If expr1 evaluates to (), there is no compiler error. The unused closure that must be used warning could be turned off or lost in the noise. Meanwhile, a reviewer / collaborator might read the entire line before ; as a single logical OR expression. What can we do to reduce this kind of ambiguity?
A Naive Proposal
We could restrict the conditions under which a trailing semicolon can be omitted. Specifically, we could require that an ExpressionWithBlock used as a statement can only have its trailing semicolon omitted when it is the last statement before a newline.
So
{
expr1
}
|| expr2;
can only have alternate forms like this:
{ expr1 }
|| expr2;
or this:
{ expr1 }; || expr2;
but not this:
{ expr1 } || expr2;
However, this would be a breaking change and contradicts the following rule from Whitespace - The Rust Reference:
Rust is a “free-form” language, meaning that all forms of whitespace serve only to separate tokens in the grammar, and have no semantic significance.
A Rust program has identical meaning if each whitespace element is replaced with any other legal whitespace element, such as a single space character.
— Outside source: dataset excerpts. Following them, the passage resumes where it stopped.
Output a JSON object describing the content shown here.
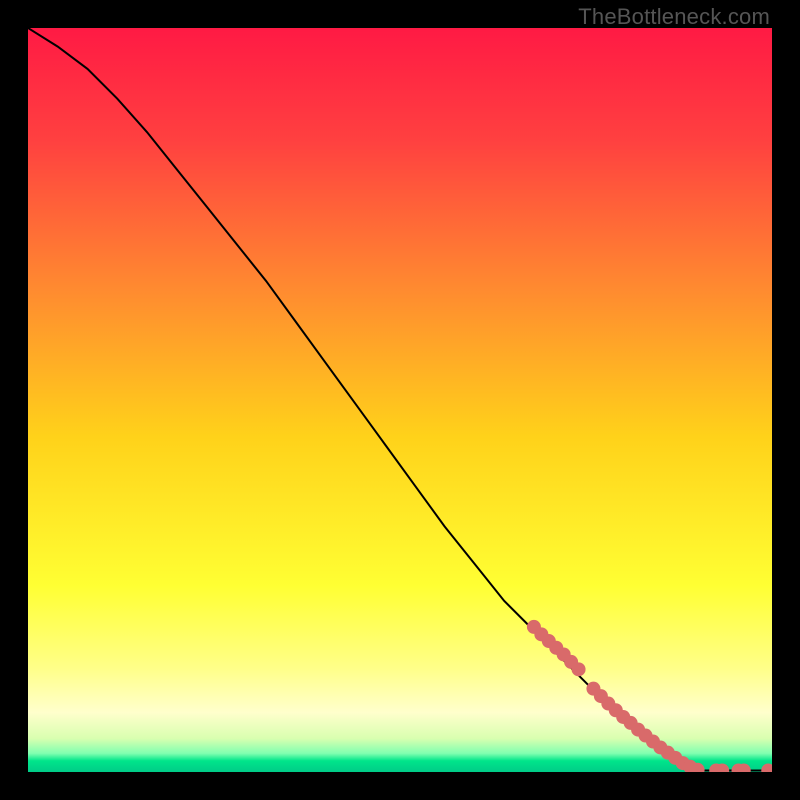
{
  "watermark": "TheBottleneck.com",
  "colors": {
    "frame": "#000000",
    "marker_fill": "#d96a6a",
    "marker_stroke": "#b44",
    "line": "#000000",
    "gradient_stops": [
      {
        "offset": 0.0,
        "color": "#ff1a44"
      },
      {
        "offset": 0.15,
        "color": "#ff4040"
      },
      {
        "offset": 0.35,
        "color": "#ff8a30"
      },
      {
        "offset": 0.55,
        "color": "#ffd21a"
      },
      {
        "offset": 0.75,
        "color": "#ffff33"
      },
      {
        "offset": 0.86,
        "color": "#ffff88"
      },
      {
        "offset": 0.92,
        "color": "#ffffcc"
      },
      {
        "offset": 0.955,
        "color": "#d9ffb0"
      },
      {
        "offset": 0.975,
        "color": "#80ffb0"
      },
      {
        "offset": 0.985,
        "color": "#00e58a"
      },
      {
        "offset": 1.0,
        "color": "#00cc88"
      }
    ]
  },
  "chart_data": {
    "type": "line",
    "title": "",
    "xlabel": "",
    "ylabel": "",
    "xlim": [
      0,
      100
    ],
    "ylim": [
      0,
      100
    ],
    "series": [
      {
        "name": "curve",
        "x": [
          0,
          4,
          8,
          12,
          16,
          20,
          24,
          28,
          32,
          36,
          40,
          44,
          48,
          52,
          56,
          60,
          64,
          68,
          72,
          76,
          80,
          84,
          86,
          88,
          89.5,
          90,
          91,
          92,
          93,
          94,
          95,
          96,
          97,
          98,
          99,
          100
        ],
        "y": [
          100,
          97.5,
          94.5,
          90.5,
          86,
          81,
          76,
          71,
          66,
          60.5,
          55,
          49.5,
          44,
          38.5,
          33,
          28,
          23,
          19,
          15,
          11,
          7.5,
          4,
          2.5,
          1.2,
          0.5,
          0.2,
          0.2,
          0.2,
          0.2,
          0.2,
          0.2,
          0.2,
          0.2,
          0.2,
          0.2,
          0.2
        ]
      }
    ],
    "points": [
      {
        "x": 68,
        "y": 19.5
      },
      {
        "x": 69,
        "y": 18.5
      },
      {
        "x": 70,
        "y": 17.6
      },
      {
        "x": 71,
        "y": 16.7
      },
      {
        "x": 72,
        "y": 15.8
      },
      {
        "x": 73,
        "y": 14.8
      },
      {
        "x": 74,
        "y": 13.8
      },
      {
        "x": 76,
        "y": 11.2
      },
      {
        "x": 77,
        "y": 10.2
      },
      {
        "x": 78,
        "y": 9.2
      },
      {
        "x": 79,
        "y": 8.3
      },
      {
        "x": 80,
        "y": 7.4
      },
      {
        "x": 81,
        "y": 6.6
      },
      {
        "x": 82,
        "y": 5.7
      },
      {
        "x": 83,
        "y": 4.9
      },
      {
        "x": 84,
        "y": 4.1
      },
      {
        "x": 85,
        "y": 3.3
      },
      {
        "x": 86,
        "y": 2.6
      },
      {
        "x": 87,
        "y": 1.9
      },
      {
        "x": 88,
        "y": 1.2
      },
      {
        "x": 89,
        "y": 0.7
      },
      {
        "x": 90,
        "y": 0.3
      },
      {
        "x": 92.5,
        "y": 0.2
      },
      {
        "x": 93.3,
        "y": 0.2
      },
      {
        "x": 95.5,
        "y": 0.2
      },
      {
        "x": 96.2,
        "y": 0.2
      },
      {
        "x": 99.5,
        "y": 0.2
      }
    ]
  }
}
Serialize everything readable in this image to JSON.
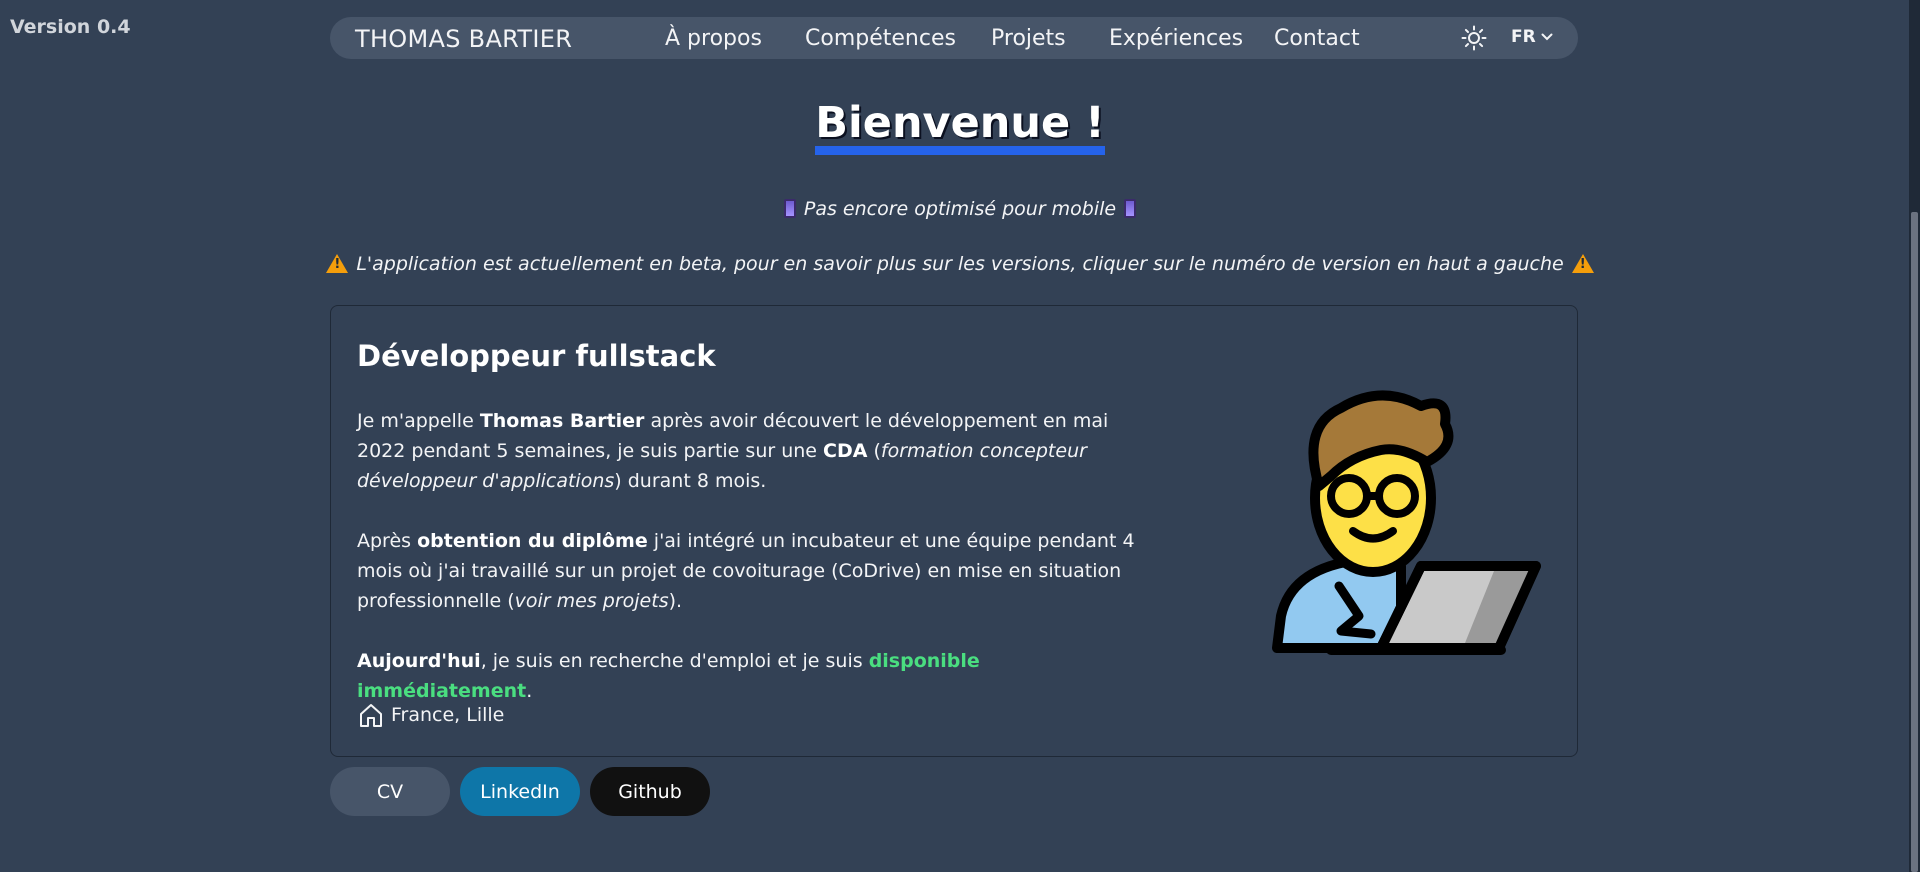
{
  "version": "Version 0.4",
  "nav": {
    "brand": "THOMAS BARTIER",
    "links": [
      "À propos",
      "Compétences",
      "Projets",
      "Expériences",
      "Contact"
    ],
    "theme_icon": "sun-icon",
    "language": "FR"
  },
  "hero": {
    "title": "Bienvenue !",
    "mobile_notice": "Pas encore optimisé pour mobile",
    "beta_notice": "L'application est actuellement en beta, pour en savoir plus sur les versions, cliquer sur le numéro de version en haut a gauche"
  },
  "card": {
    "title": "Développeur fullstack",
    "p1": {
      "t1": "Je m'appelle ",
      "b1": "Thomas Bartier",
      "t2": " après avoir découvert le développement en mai 2022 pendant 5 semaines, je suis partie sur une ",
      "b2": "CDA",
      "t3": " (",
      "i1": "formation concepteur développeur d'applications",
      "t4": ") durant 8 mois."
    },
    "p2": {
      "t1": "Après ",
      "b1": "obtention du diplôme",
      "t2": " j'ai intégré un incubateur et une équipe pendant 4 mois où j'ai travaillé sur un projet de covoiturage (CoDrive) en mise en situation professionnelle (",
      "i1": "voir mes projets",
      "t3": ")."
    },
    "p3": {
      "b1": "Aujourd'hui",
      "t1": ", je suis en recherche d'emploi et je suis ",
      "g1": "disponible immédiatement",
      "t2": "."
    },
    "location": "France, Lille",
    "illustration_icon": "technologist-icon"
  },
  "buttons": {
    "cv": "CV",
    "linkedin": "LinkedIn",
    "github": "Github"
  },
  "colors": {
    "background": "#334155",
    "nav_bg": "#475569",
    "accent_blue": "#2563eb",
    "green": "#4ade80",
    "linkedin": "#0e76a8",
    "github": "#111111"
  }
}
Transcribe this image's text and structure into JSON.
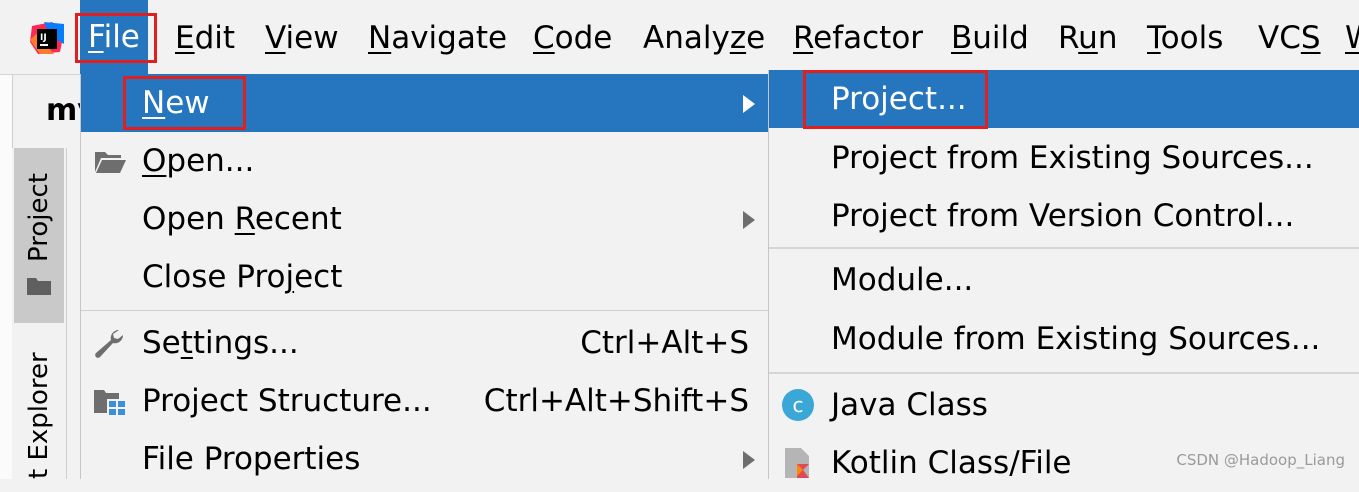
{
  "menubar": {
    "items": [
      {
        "label": "File",
        "mnemonic": "F",
        "rest": "ile"
      },
      {
        "label": "Edit",
        "mnemonic": "E",
        "rest": "dit"
      },
      {
        "label": "View",
        "mnemonic": "V",
        "rest": "iew"
      },
      {
        "label": "Navigate",
        "mnemonic": "N",
        "rest": "avigate"
      },
      {
        "label": "Code",
        "mnemonic": "C",
        "rest": "ode"
      },
      {
        "label": "Analyze",
        "pre": "Analy",
        "mnemonic": "z",
        "rest": "e"
      },
      {
        "label": "Refactor",
        "mnemonic": "R",
        "rest": "efactor"
      },
      {
        "label": "Build",
        "mnemonic": "B",
        "rest": "uild"
      },
      {
        "label": "Run",
        "pre": "R",
        "mnemonic": "u",
        "rest": "n"
      },
      {
        "label": "Tools",
        "mnemonic": "T",
        "rest": "ools"
      },
      {
        "label": "VCS",
        "pre": "VC",
        "mnemonic": "S",
        "rest": ""
      },
      {
        "label": "W",
        "mnemonic": "W",
        "rest": ""
      }
    ]
  },
  "background": {
    "editor_tab": "my",
    "tool_window_project": "Project",
    "tool_window_explorer": "t Explorer"
  },
  "file_menu": {
    "new": {
      "pre": "",
      "mnemonic": "N",
      "rest": "ew"
    },
    "open": {
      "pre": "",
      "mnemonic": "O",
      "rest": "pen..."
    },
    "open_recent": {
      "pre": "Open ",
      "mnemonic": "R",
      "rest": "ecent"
    },
    "close_project": {
      "pre": "Close Pro",
      "mnemonic": "j",
      "rest": "ect"
    },
    "settings": {
      "pre": "Se",
      "mnemonic": "t",
      "rest": "tings...",
      "shortcut": "Ctrl+Alt+S"
    },
    "project_structure": {
      "label": "Project Structure...",
      "shortcut": "Ctrl+Alt+Shift+S"
    },
    "file_properties": {
      "label": "File Properties"
    }
  },
  "new_submenu": {
    "project": "Project...",
    "project_existing": "Project from Existing Sources...",
    "project_vcs": "Project from Version Control...",
    "module": "Module...",
    "module_existing": "Module from Existing Sources...",
    "java_class": "Java Class",
    "kotlin_class": "Kotlin Class/File"
  },
  "icons": {
    "app": "intellij-logo-icon",
    "open": "folder-open-icon",
    "settings": "wrench-icon",
    "structure": "project-structure-icon",
    "java": "java-class-icon",
    "kotlin": "kotlin-file-icon"
  },
  "colors": {
    "selection": "#2675bf",
    "highlight_box": "#e02020",
    "menu_bg": "#f2f2f2"
  },
  "watermark": "CSDN @Hadoop_Liang"
}
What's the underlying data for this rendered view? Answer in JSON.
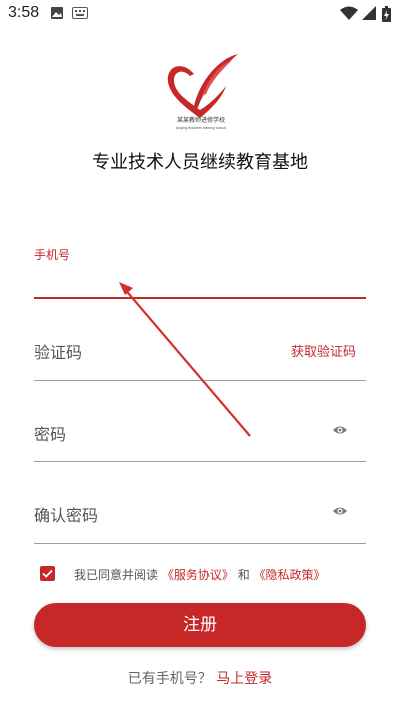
{
  "status_bar": {
    "time": "3:58",
    "icons": [
      "image-icon",
      "keyboard-icon",
      "wifi-icon",
      "signal-icon",
      "battery-icon"
    ]
  },
  "logo": {
    "text_cn": "某某教师进修学校",
    "text_en": "Anqing teachers training school"
  },
  "tagline": "专业技术人员继续教育基地",
  "form": {
    "phone": {
      "label": "手机号",
      "value": ""
    },
    "code": {
      "placeholder": "验证码",
      "get_code_label": "获取验证码"
    },
    "password": {
      "placeholder": "密码"
    },
    "confirm_password": {
      "placeholder": "确认密码"
    }
  },
  "agreement": {
    "checked": true,
    "prefix": "我已同意并阅读",
    "service_link": "《服务协议》",
    "and": "和",
    "privacy_link": "《隐私政策》"
  },
  "register_button": "注册",
  "login_prompt": {
    "text": "已有手机号？",
    "link": "马上登录"
  },
  "colors": {
    "accent": "#c62828",
    "divider": "#9e9e9e"
  }
}
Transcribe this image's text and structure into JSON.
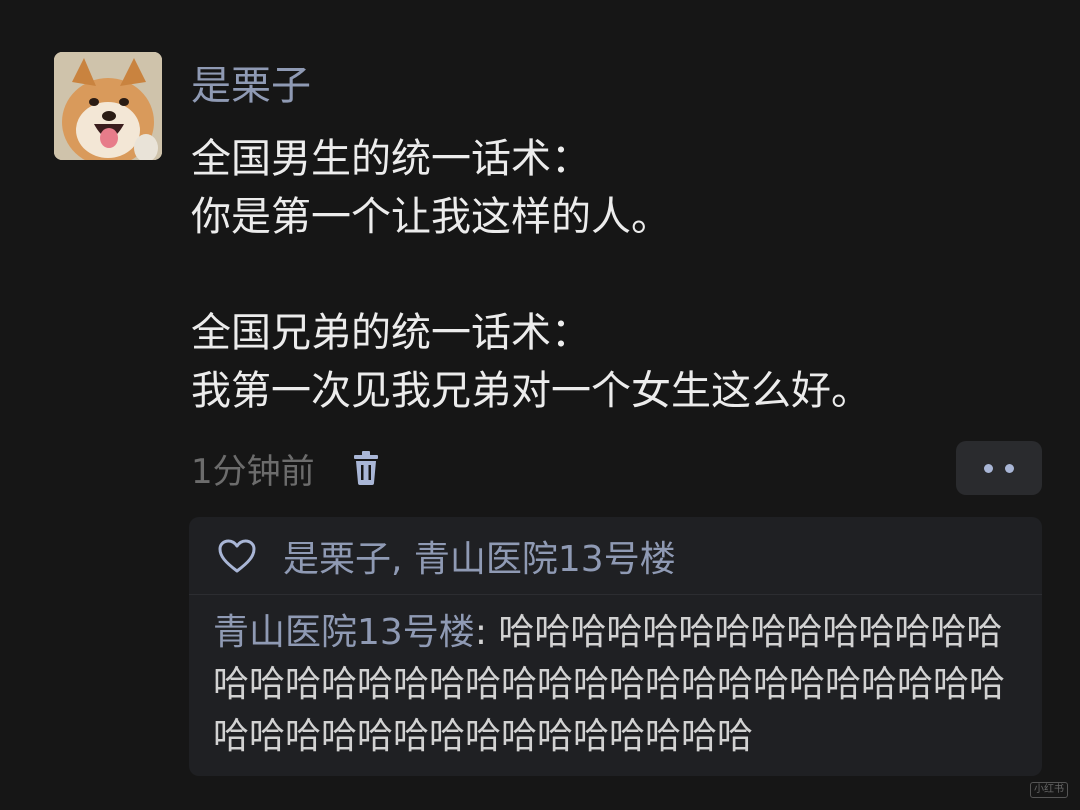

Although in an intuitive sense, the claim that "A Rust program has identical meaning if each whitespace element is replaced..." is already slightly inaccurate due to line comments, where we would certainly break the program if we replace the line-break at the end of a line comment with a normal space character.
Discussion
Even if expr1 in { expr1 } || expr2; evaluates to (), the unused closure that must be used warning provides a hint. But is that enough?
I'm not sure whether this should be a hard error (or maybe even change the default parsing preference so that { expr1 } || expr2; is actually interpreted as a logical OR expression with its result implicitly discarded in future editions), given the cost of a breaking change and adding exceptions to existing rules. I’m curious to hear the community’s thoughts on whether the "free-form" nature of Rust should be strictly preserved, or if we should lean into line-break sementic significance in cases like this.